Exploring Algorithmic Image Processing for Large Format Printing | May 24 2026, 22:40

I’m playing with algorithmic image processing. Images only look interesting when printed in a large format – because all these fine lines merge when scaled to a phone screen. I’ll post a close-up in the comments.

It works like this: an image is given as input, and it is divided into squares of different sizes. Each square represents one number: how dark it is. The darker it is, the more lines are drawn inside. The lines are not straight – they are Bezier splines. They smoothly transition from one square to another because the points at the boundaries are shared. What results is not a grid, but a single continuous thread. Color – the image is split into CMYK channels (like in printing). Each channel is processed separately: its own grid, its own lines. Then the layers are superimposed on each other – and from three or four black-and-white plates, a colored picture emerges.

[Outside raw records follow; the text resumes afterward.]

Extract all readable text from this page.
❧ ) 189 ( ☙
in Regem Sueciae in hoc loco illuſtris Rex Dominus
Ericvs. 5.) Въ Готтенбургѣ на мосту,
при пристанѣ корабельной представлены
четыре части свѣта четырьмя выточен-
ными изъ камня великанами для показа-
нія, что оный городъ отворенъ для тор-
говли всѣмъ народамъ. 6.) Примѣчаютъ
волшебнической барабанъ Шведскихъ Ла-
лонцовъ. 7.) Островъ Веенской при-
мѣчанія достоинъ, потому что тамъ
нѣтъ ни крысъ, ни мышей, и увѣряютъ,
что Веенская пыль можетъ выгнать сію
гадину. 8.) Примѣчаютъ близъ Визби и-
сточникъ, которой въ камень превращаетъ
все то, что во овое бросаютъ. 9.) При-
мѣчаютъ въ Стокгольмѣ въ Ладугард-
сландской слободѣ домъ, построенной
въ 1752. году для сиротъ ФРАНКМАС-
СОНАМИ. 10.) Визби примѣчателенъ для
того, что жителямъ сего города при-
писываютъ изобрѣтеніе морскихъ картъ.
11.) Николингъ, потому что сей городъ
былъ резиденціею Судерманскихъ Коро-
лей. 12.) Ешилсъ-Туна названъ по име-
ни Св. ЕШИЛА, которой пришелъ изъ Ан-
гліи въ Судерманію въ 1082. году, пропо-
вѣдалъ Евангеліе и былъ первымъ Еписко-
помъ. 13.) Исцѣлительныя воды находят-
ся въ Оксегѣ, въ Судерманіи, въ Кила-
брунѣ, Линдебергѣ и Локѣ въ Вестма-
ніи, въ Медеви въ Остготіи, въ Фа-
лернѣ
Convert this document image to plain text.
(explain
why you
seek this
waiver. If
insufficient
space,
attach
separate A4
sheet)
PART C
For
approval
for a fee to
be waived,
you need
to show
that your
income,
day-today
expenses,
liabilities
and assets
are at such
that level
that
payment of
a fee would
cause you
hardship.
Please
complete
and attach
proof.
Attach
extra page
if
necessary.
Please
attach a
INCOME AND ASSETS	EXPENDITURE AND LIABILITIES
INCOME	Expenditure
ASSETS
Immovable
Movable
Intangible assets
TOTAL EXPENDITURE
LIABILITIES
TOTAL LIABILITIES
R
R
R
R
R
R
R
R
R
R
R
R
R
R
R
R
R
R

The image doesn’t look blocky because the splines smoothly transition from one square to another, but there is a problem: dividing the image into 10×10 squares essentially reduces the resolution tenfold. To correct this, several passes are made with different square sizes and shifted grids. The first pass uses large cells, the second is finer and shifted 10 pixels to the right, the third is even finer and shifted diagonally.

The entire process is controlled by a JSON config – separate parameters for each channel, specific settings for each pass within a channel. On output – SVG, which can be scaled to the size of a wall without loss of quality, and PNG, in which CMYK layers are superimposed with transparency.